Kombinatorische Geometrie in der Ebene
- Authors: Hugo Hadwiger, Hans Debrunner
- Translator: Victor Klee
- Language: German
- Subject: Discrete geometry
- Publisher: University of Geneva
- Publication date: 1960

= Combinatorial Geometry in the Plane =

Book on discrete geometry

Combinatorial Geometry in the Plane is a book in discrete geometry. It was translated from a German-language book, Kombinatorische Geometrie in der Ebene, which its authors Hugo Hadwiger and Hans Debrunner published through the University of Geneva in 1960, expanding a 1955 survey paper that Hadwiger had published in L'Enseignement mathématique. Victor Klee translated it into English, and added a chapter of new material. It was published in 1964 by Holt, Rinehart and Winston, and republished in 1966 by Dover Publications. A Russian-language edition, Комбинаторная геометрия плоскости, translated by I. M. Jaglom and including a summary of the new material by Klee, was published by Nauka in 1965. The Basic Library List Committee of the Mathematical Association of America has recommended its inclusion in undergraduate mathematics libraries.

==Topics==
The first half of the book provides the statements of nearly 100 propositions in the discrete geometry of the Euclidean plane, and the second half sketches their proofs. Klee's added chapter, lying between the two halves, provides another 10 propositions, including some generalizations to higher dimensions, and the book concludes with a detailed bibliography of its topics.

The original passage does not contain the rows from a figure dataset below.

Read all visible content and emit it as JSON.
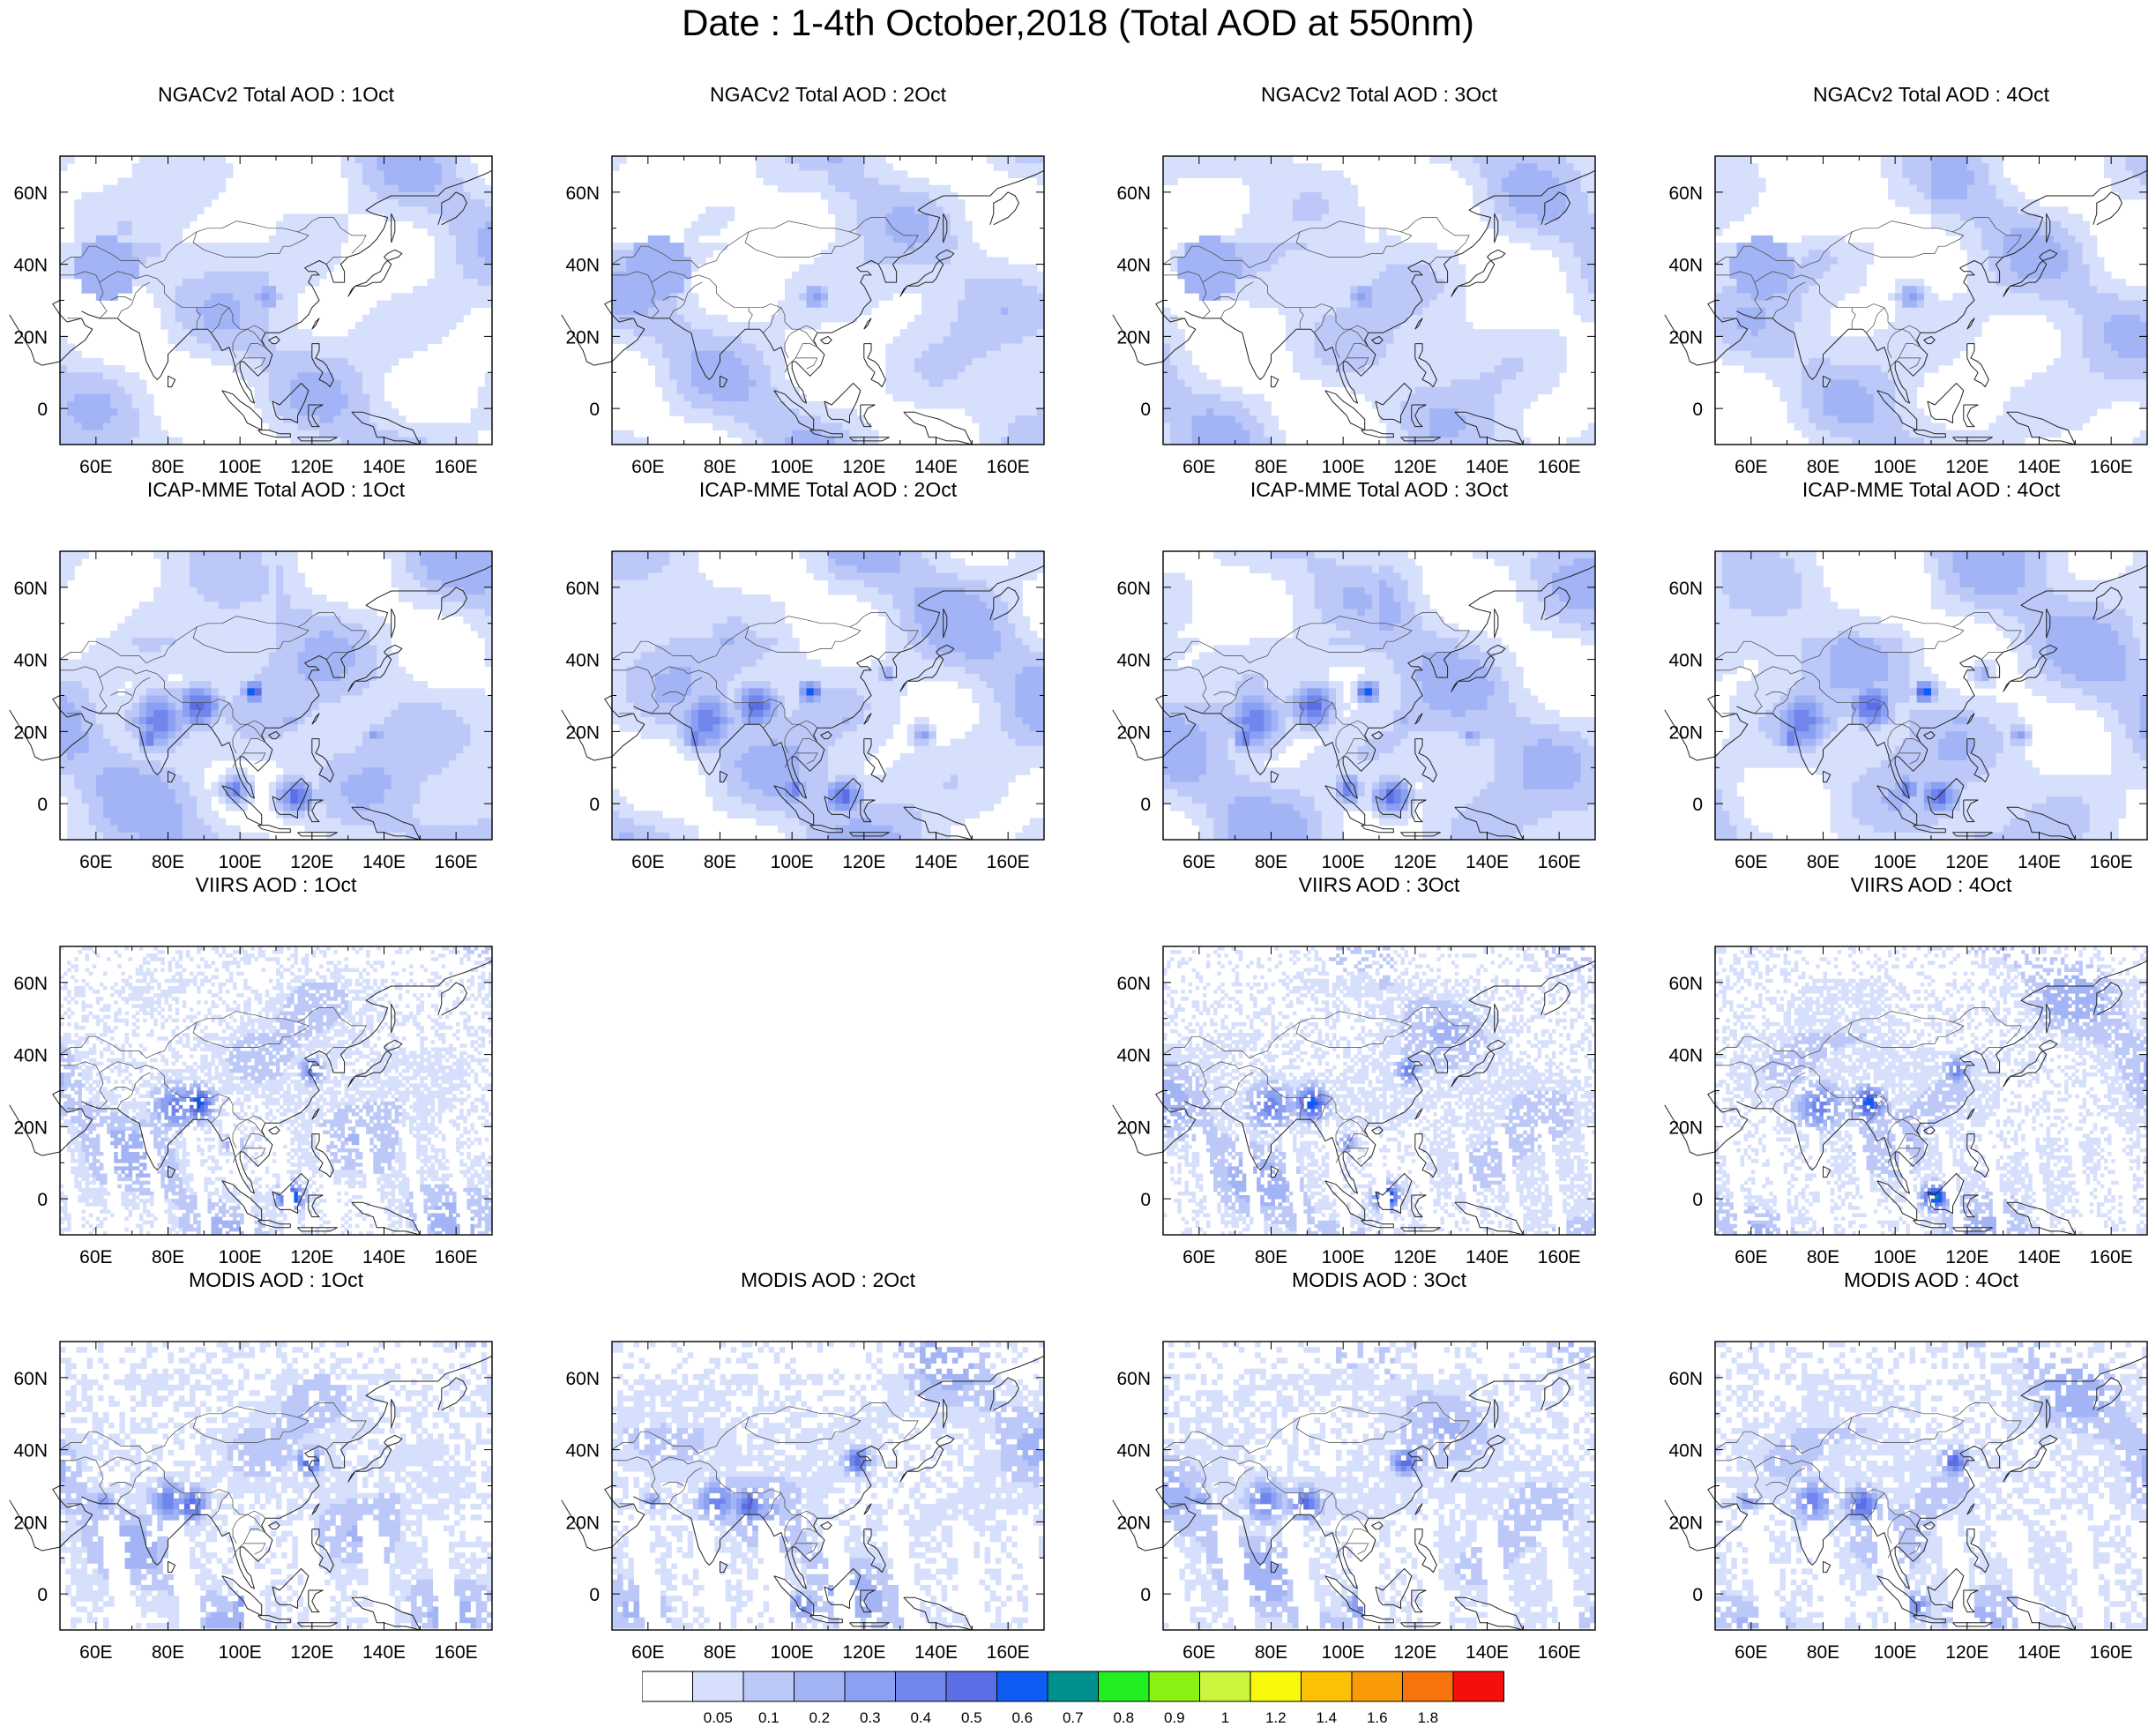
{
  "figure_title": "Date : 1-4th October,2018 (Total AOD at 550nm)",
  "lat_tick_labels": [
    "60N",
    "40N",
    "20N",
    "0"
  ],
  "lon_tick_labels": [
    "60E",
    "80E",
    "100E",
    "120E",
    "140E",
    "160E"
  ],
  "extent": {
    "lon": [
      50,
      170
    ],
    "lat": [
      -10,
      70
    ]
  },
  "panels": [
    {
      "title": "NGACv2 Total AOD : 1Oct",
      "dataset": "NGACv2",
      "day": 1
    },
    {
      "title": "NGACv2 Total AOD : 2Oct",
      "dataset": "NGACv2",
      "day": 2
    },
    {
      "title": "NGACv2 Total AOD : 3Oct",
      "dataset": "NGACv2",
      "day": 3
    },
    {
      "title": "NGACv2 Total AOD : 4Oct",
      "dataset": "NGACv2",
      "day": 4
    },
    {
      "title": "ICAP-MME Total AOD : 1Oct",
      "dataset": "ICAP-MME",
      "day": 1
    },
    {
      "title": "ICAP-MME Total AOD : 2Oct",
      "dataset": "ICAP-MME",
      "day": 2
    },
    {
      "title": "ICAP-MME Total AOD : 3Oct",
      "dataset": "ICAP-MME",
      "day": 3
    },
    {
      "title": "ICAP-MME Total AOD : 4Oct",
      "dataset": "ICAP-MME",
      "day": 4
    },
    {
      "title": "VIIRS AOD : 1Oct",
      "dataset": "VIIRS",
      "day": 1
    },
    null,
    {
      "title": "VIIRS AOD : 3Oct",
      "dataset": "VIIRS",
      "day": 3
    },
    {
      "title": "VIIRS AOD : 4Oct",
      "dataset": "VIIRS",
      "day": 4
    },
    {
      "title": "MODIS AOD : 1Oct",
      "dataset": "MODIS",
      "day": 1
    },
    {
      "title": "MODIS AOD : 2Oct",
      "dataset": "MODIS",
      "day": 2
    },
    {
      "title": "MODIS AOD : 3Oct",
      "dataset": "MODIS",
      "day": 3
    },
    {
      "title": "MODIS AOD : 4Oct",
      "dataset": "MODIS",
      "day": 4
    }
  ],
  "colorbar": {
    "colors": [
      "#ffffff",
      "#d6dffb",
      "#bcc9f8",
      "#a2b4f5",
      "#8ba0f2",
      "#7086ec",
      "#5b6ee5",
      "#0f5cf5",
      "#00918f",
      "#22ee22",
      "#8cf214",
      "#c9f53f",
      "#f8f80a",
      "#fbc105",
      "#f99a08",
      "#f7740d",
      "#f40f0b"
    ],
    "labels": [
      "0.05",
      "0.1",
      "0.2",
      "0.3",
      "0.4",
      "0.5",
      "0.6",
      "0.7",
      "0.8",
      "0.9",
      "1",
      "1.2",
      "1.4",
      "1.6",
      "1.8"
    ]
  }
}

Results in discrete geometry covered by this book include:
- Carathéodory's theorem that every point in the convex hull of a planar set belongs to a triangle determined by three points of the set, and Steinitz's theorem that every point interior to the convex hull is interior to the convex hull of four points of the set.
- The Erdős–Anning theorem, that if an infinite set of points in the plane has an integer distance between every two points, then the given points must all lie on a single line.
- Helly's theorem, that if a family of compact convex sets has a non-empty intersection for every triple of sets, then the whole family has a non-empty intersection.
- A Helly-like property of visibility related to the art gallery theorem: if every three points of a polygon are visible from some common point within the polygon, then there is a point from which the entire polygon is visible. In this case the polygon must be a star-shaped polygon.
- The impossibility of covering a closed parallelogram by three translated copies of its interior, and the fact that every other compact convex set can be covered in this way.
- Jung's theorem, that (for sets in the plane) the radius of the smallest enclosing circle is at most $1/\sqrt{3}$ times the diameter. This bound is tight for the equilateral triangle.
- Paradoxes of set decomposition into smaller sets, related to the Banach–Tarski paradox.
- Radon's theorem that every four points in the plane can be partitioned into two subsets with intersecting convex hulls.
- Sperner's lemma on colorings of triangulations.
- The Sylvester–Gallai theorem, in the form that if a finite set of points in the plane has the property that every line through two of the points contains a third point from the set, then the given points must all lie on a single line.
- Tarski's plank problem, in the form that whenever two infinite strips together cover a compact convex set, their total width is at least as large as the width of the narrowest strip that covers the set by itself.
- Whenever a line is covered by two closed subsets, then at least one of the two subsets has pairs of points at all possible distances.

It also includes some topics that belong to combinatorics but are not inherently geometric, including:
- Hall's marriage theorem characterizing the bipartite graphs that have a perfect matching.
- Ramsey's theorem that, if the $k$-tuples of points from an infinite set of points are assigned finitely many colors, then an infinite subset has $k$-tuples of only one color.

==Audience and reception==
The book is written at a level appropriate for undergraduate students in mathematics, and assumes a background knowledge in real analysis and undergraduate-level geometry. One goal of the book is to expose students at this level to research-level problems in mathematics whose statement is readily accessible.